🤖 AI Summary
This work addresses the limitation of existing static tabular datasets, which lack temporal structure and thus hinder the evaluation of model adaptability under controlled distribution shifts. To overcome this, the authors propose a clustering-based framework that transforms static data into controllable, evolving data streams through cluster-based partitioning and structured perturbations. Integrating the ADWIN drift detector with a sliding-window retraining mechanism, the framework systematically evaluates adaptation strategies across six model families, including tree ensembles and online learners. Experiments on five benchmark datasets for classification and regression demonstrate that the proposed methods—particularly Clustered Local ADWIN—accurately model and efficiently respond to localized drifts in feature space, significantly outperforming baseline approaches.
📝 Abstract
Machine learning systems deployed in dynamic environments frequently operate under nonstationary data distributions, where controlled distribution shift can progressively degrade predictive performance.
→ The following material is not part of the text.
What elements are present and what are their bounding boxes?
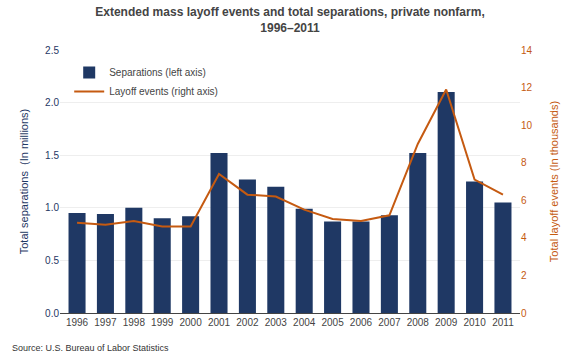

However, many widely used tabular benchmark datasets lack explicit temporal structure, limiting reproducible evaluation of drift adaptation methods. This work proposes a cluster-induced distribution shift simulation framework that transforms static tabular datasets into controlled evolving data streams through structured perturbations across featurespace partitions. Using this framework, six adaptation strategies are systematically evaluated: static learning, sliding-window retraining, global ADWIN retraining, cluster-local ADWIN retraining, random subspace drift detection, and feature-partitioned drift detection. Experiments are conducted on five benchmark datasets covering both classification and regression tasks using diverse predictive model families, including linear models, k-Nearest Neighbours, tree ensembles, boosting methods, and adaptive online learners.